Today there is a deep dissatisfaction with contemporary evangelicalism which, admittedly, is often a historical and characterized by superficial worship. How philistine and gullible has the British religious subculture become. But is the answer Orthodoxy? Does not that choice further underline the naive and anti-theological character of Christianity today? In Frank Schaeffer’s Dancing alone and in Robert Webber’s Evangelicals on the Canterbury trail one encounters the familiar primitivism and subjectivism seen in the charismatic movement – from which very emphases some of them are seeking to escape; but in this new Orthodox sacerdotalism it is married to an antiquarian eastern aestheticism.
The Reformation is ignored, or dismissed in some cavalier fashion. Frank Schaeffer writes in an extensive section about its errors: ‘The leaders of the so called Reformation began their process of reform with a desire to eradicate rampant corruption from the Latin Church. But then they and their followers went much further and opened the door to a permanent state of skepticism and even atheism that has been the hallmark of our inhumane individualistic Western culture ever since’ (p.82).
Schaeffer IV is urging us to leap over fifteen hundred years of church history to feast at the glowing scene of this idealized patristic church. The Early Fathers are treated as being supremely holy in spirituality, and infallible in the ministry and liturgies which they introduced into church life, but those other views of theirs on women, the family, monasticism and ethics are ignored.

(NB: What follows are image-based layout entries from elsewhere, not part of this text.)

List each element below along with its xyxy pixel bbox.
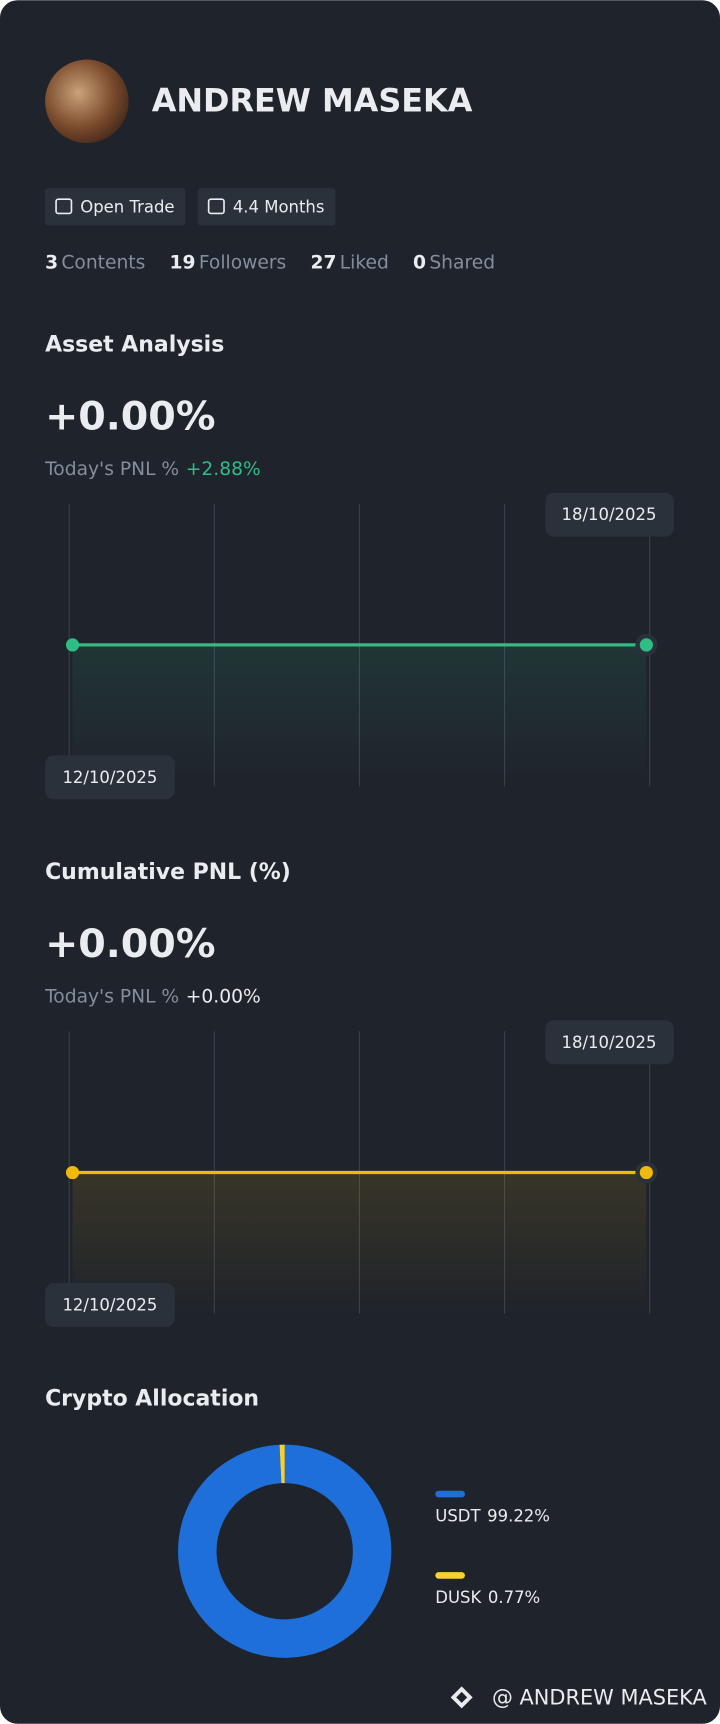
section-title: Cumulative PNL (%) xyxy=(45,860,291,885)
badge-text: 4.4 Months xyxy=(233,197,325,216)
user-name: ANDREW MASEKA xyxy=(152,81,473,119)
stat-label: Followers xyxy=(199,252,286,273)
area xyxy=(72,644,647,787)
date-box xyxy=(45,1283,175,1327)
badge-bg xyxy=(197,188,336,226)
today-label: Today's PNL % xyxy=(44,987,179,1008)
donut-segment xyxy=(178,1444,392,1658)
today-value: +0.00% xyxy=(186,987,261,1008)
legend-swatch xyxy=(435,1572,465,1579)
badge: Open Trade xyxy=(45,188,186,226)
today-label: Today's PNL % xyxy=(44,459,179,480)
section-title: Asset Analysis xyxy=(45,332,224,357)
footer-text: @ ANDREW MASEKA xyxy=(492,1686,708,1710)
today-value: +2.88% xyxy=(186,459,261,480)
date-label: 12/10/2025 xyxy=(62,768,157,787)
badge-icon xyxy=(55,198,73,215)
point xyxy=(639,638,653,652)
stat-value: 0 xyxy=(413,252,426,273)
badge-bg xyxy=(45,188,186,226)
area xyxy=(72,1172,647,1314)
stat-value: 27 xyxy=(310,252,336,273)
date-label: 18/10/2025 xyxy=(562,505,657,524)
badge-text: Open Trade xyxy=(80,197,174,216)
pnl-value: +0.00% xyxy=(45,921,215,967)
stat-label: Liked xyxy=(340,252,389,273)
avatar xyxy=(45,59,129,144)
badge-icon xyxy=(207,198,225,215)
legend-value: 99.22% xyxy=(487,1507,550,1526)
section-title: Crypto Allocation xyxy=(45,1387,259,1412)
legend-swatch xyxy=(435,1490,465,1498)
date-box xyxy=(545,492,674,537)
stat-label: Shared xyxy=(429,252,495,273)
date-box xyxy=(45,755,175,800)
point xyxy=(65,638,80,652)
stat-value: 3 xyxy=(45,252,58,273)
badge: 4.4 Months xyxy=(197,188,336,226)
date-label: 18/10/2025 xyxy=(562,1033,657,1052)
legend-name: USDT xyxy=(435,1507,481,1526)
stat-value: 19 xyxy=(170,252,196,273)
point xyxy=(65,1165,80,1180)
legend-name: DUSK xyxy=(435,1588,482,1607)
footer-logo xyxy=(450,1686,473,1709)
stat-label: Contents xyxy=(61,252,145,273)
pnl-value: +0.00% xyxy=(45,394,215,440)
legend-value: 0.77% xyxy=(488,1588,540,1607)
date-box xyxy=(545,1020,674,1065)
point xyxy=(639,1165,653,1180)
date-label: 12/10/2025 xyxy=(62,1296,157,1315)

Augustine, the greatest of all the early church leaders, had no influence at all on the Eastern Church. ‘Meanwhile,’ says Dr Gillis Harp, a Canadian history professor in Nova Scotia, ‘those messy Reformation debates about justification, the nature of the ministry, or of the sacraments are glossed over. By all means, evangelicalism can benefit from some healthy self-criticism, but let it be historically informed, biblically-based, and scholarly, not simply driven by partisan agendas or romantic antiquarianism. Otherwise, we may be in danger of selling our birthright for a mess of potage.’